As Melbourne IT launched its vCloud Express service alongside the launch of VMware’s VCloud software in September, Citrus general manager of technology and operations Andrew Fisher decided to give it a go with some of his retail clients’ websites.

The Melbourne IT cloud computing service is based on VMware software and EMC storage and was to compete on the global stage with the likes of Amazon.com. It would operate on a 'pay-per-use' model.

Fisher, who works with the IT infrastructure of large retailers including Borders, Sportsgirl, Spotlight and Toys 'R' Us, found the service changed the way Citrus thought about addressing IT infrastructure.

Fisher used the example of a retailer slashing its prices and web traffic surging to its site.
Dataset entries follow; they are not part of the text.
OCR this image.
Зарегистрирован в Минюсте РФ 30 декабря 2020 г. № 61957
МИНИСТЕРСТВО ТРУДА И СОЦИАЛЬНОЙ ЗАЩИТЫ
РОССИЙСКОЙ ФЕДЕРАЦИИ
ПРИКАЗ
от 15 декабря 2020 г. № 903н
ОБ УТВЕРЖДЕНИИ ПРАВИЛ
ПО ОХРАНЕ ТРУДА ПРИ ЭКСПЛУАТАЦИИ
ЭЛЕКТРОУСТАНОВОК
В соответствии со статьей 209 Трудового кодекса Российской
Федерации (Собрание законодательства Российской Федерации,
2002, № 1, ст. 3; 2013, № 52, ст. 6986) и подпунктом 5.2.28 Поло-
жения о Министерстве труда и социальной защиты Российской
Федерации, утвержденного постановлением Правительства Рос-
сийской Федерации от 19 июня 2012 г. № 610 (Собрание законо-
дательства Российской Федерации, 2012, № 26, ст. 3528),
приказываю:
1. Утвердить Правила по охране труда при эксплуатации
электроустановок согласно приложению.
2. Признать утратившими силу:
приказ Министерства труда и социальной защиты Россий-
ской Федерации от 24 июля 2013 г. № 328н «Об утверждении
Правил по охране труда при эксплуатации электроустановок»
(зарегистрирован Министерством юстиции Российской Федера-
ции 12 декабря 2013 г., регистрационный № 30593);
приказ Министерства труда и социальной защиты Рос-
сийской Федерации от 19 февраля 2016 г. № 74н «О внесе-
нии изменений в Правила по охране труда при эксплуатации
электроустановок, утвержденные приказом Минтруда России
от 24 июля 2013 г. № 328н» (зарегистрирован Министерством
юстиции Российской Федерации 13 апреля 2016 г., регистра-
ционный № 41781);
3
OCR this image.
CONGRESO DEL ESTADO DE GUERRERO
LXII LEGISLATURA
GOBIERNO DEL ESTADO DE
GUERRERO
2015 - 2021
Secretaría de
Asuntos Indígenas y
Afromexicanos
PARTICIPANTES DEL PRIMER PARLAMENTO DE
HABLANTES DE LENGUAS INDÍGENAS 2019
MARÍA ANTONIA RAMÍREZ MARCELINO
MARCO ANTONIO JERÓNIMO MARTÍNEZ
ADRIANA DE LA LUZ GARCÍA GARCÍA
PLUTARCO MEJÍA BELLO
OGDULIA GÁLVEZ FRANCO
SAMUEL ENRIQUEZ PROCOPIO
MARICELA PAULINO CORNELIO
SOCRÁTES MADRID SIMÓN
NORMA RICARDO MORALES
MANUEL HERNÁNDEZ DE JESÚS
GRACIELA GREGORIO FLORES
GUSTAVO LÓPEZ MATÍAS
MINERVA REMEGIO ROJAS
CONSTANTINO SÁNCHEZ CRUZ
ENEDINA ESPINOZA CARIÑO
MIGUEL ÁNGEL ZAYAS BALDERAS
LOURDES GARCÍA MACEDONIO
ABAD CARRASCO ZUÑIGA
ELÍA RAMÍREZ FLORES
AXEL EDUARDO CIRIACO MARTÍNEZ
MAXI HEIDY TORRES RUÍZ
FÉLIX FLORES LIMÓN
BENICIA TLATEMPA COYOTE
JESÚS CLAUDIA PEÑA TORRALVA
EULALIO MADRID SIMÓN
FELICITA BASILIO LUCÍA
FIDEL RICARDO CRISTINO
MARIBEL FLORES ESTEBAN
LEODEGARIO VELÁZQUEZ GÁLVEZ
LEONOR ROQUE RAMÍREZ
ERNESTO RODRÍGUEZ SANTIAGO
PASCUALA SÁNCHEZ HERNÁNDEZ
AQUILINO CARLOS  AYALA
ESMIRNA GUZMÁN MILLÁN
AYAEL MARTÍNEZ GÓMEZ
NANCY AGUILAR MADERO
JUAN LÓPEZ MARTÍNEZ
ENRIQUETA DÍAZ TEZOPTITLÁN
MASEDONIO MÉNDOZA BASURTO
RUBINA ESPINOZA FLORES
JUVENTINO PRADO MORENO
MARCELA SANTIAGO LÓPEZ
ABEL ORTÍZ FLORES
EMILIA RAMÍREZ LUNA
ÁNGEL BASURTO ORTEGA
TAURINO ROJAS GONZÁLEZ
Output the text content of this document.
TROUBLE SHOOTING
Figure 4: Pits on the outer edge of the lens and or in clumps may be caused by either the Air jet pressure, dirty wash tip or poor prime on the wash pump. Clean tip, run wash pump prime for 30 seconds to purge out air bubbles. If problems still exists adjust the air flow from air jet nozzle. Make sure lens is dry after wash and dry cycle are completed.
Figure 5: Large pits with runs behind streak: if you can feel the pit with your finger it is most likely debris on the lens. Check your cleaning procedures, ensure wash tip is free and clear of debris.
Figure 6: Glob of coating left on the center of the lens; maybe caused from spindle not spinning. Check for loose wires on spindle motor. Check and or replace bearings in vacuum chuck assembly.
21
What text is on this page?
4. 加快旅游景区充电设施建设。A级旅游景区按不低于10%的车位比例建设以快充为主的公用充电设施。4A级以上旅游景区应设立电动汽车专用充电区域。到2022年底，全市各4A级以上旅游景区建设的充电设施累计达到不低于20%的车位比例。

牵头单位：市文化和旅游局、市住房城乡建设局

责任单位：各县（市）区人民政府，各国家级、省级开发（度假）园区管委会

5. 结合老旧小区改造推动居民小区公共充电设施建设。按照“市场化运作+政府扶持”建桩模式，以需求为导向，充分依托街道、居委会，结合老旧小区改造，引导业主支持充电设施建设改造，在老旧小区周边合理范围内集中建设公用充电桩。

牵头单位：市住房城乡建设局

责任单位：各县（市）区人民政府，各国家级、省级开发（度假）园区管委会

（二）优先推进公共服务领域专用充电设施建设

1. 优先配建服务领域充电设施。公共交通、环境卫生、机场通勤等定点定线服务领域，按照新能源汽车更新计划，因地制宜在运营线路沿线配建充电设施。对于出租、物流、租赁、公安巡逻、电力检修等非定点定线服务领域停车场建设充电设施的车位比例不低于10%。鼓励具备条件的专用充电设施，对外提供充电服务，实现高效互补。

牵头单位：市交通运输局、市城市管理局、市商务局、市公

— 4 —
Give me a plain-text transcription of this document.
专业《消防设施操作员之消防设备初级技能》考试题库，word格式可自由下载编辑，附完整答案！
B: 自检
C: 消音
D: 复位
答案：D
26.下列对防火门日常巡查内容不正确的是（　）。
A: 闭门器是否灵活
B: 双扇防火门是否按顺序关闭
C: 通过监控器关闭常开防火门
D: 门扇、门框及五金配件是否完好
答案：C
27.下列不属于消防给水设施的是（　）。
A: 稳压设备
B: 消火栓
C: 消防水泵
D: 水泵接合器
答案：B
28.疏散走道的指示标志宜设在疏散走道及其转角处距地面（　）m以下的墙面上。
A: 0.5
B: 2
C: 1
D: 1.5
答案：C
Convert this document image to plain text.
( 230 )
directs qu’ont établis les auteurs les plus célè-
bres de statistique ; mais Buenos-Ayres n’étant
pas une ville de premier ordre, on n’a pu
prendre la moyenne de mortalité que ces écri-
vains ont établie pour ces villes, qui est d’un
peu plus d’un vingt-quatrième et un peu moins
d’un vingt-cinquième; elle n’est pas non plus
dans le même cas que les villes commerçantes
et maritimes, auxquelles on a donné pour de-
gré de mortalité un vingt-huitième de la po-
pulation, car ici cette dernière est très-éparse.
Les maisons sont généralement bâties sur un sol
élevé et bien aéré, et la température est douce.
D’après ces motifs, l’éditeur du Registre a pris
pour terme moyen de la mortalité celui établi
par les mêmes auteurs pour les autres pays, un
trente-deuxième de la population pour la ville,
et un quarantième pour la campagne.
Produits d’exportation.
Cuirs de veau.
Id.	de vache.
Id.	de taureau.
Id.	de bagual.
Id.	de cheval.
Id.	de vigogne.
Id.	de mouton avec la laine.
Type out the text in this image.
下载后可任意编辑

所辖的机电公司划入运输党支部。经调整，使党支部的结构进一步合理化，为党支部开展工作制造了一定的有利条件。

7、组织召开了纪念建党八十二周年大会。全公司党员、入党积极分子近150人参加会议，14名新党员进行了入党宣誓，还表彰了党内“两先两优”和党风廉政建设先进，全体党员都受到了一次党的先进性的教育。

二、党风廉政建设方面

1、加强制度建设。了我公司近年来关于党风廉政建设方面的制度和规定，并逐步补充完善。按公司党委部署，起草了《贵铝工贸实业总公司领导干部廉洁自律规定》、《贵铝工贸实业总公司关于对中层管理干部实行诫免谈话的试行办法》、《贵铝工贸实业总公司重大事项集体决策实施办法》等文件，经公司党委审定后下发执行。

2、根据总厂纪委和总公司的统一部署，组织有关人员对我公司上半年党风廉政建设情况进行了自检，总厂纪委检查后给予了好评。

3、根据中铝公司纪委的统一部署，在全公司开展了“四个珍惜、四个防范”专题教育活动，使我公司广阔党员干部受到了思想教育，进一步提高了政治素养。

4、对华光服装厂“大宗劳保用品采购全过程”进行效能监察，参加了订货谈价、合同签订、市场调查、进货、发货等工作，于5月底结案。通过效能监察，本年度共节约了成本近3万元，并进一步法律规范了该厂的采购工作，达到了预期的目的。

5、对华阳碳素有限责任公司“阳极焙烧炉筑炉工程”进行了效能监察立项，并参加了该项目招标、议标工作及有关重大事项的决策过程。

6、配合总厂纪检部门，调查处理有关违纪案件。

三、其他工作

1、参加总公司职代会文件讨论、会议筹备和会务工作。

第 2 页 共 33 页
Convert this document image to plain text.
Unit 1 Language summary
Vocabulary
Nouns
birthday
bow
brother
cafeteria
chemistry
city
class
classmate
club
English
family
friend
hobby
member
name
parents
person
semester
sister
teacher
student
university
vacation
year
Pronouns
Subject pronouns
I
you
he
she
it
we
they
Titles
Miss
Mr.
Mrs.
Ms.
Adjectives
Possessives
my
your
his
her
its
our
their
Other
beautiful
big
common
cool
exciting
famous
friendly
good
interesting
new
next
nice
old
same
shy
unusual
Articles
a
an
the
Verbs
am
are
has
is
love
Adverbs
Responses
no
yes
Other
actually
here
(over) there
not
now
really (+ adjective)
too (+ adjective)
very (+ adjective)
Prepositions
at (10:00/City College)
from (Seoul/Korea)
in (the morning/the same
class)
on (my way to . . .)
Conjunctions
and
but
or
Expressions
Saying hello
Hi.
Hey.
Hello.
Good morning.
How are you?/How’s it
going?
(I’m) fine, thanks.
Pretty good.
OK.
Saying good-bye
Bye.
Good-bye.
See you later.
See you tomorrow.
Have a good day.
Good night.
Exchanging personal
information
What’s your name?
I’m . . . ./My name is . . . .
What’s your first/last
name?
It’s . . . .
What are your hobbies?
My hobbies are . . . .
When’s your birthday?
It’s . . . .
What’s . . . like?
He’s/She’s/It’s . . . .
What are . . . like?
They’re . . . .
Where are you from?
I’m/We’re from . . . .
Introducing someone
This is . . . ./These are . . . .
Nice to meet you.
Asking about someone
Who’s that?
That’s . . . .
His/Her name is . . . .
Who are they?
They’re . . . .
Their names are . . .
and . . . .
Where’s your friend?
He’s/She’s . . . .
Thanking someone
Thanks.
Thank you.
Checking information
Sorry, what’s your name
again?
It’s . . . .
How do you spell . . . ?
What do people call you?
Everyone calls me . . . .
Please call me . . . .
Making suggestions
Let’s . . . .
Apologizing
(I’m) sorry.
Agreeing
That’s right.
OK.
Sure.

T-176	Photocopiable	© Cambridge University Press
Previously, the company had to scramble around for IT infrastructure to support such a surge.

“So as you can imagine, for them, they want to be able to go out next week when they're having a bit of a slow time in terms of the stores and be able to say 'do you know what? We're just going to offer 20 percent off everything',” Fisher said.

He said that without the VCloud express service the website of a retailer would normally take “an absolute caning” if physical IT infrastructure wasn’t provisioned to service the increase in traffic.

“For us we would sort of look at this and work out varying ways to sort of provide the infrastructure to do that,” Fisher said.

“In the traditional sort of model we would either have to be over-provisioned or under-provisioned to actually be able to deal with that," he said. "So it either means running the risk of having a collapse on a big sale time - or a big influx - or being over-provisioned where you've got huge amounts of servers sitting there just doing nothing”.

Fisher said that one of the greatest benefits of the VCloud service was being able to scale out any part of the server stack independently. He said this was dramatically changing the way Citrus worked with its clients and meant it could offer more flexibility.

"So we can go out to them and say, 'Look, we've got this fantastic idea - we're going to drive a million people to your website next Tuesday,' and not have to be chasing around trying to get infrastructure in there to actually support that".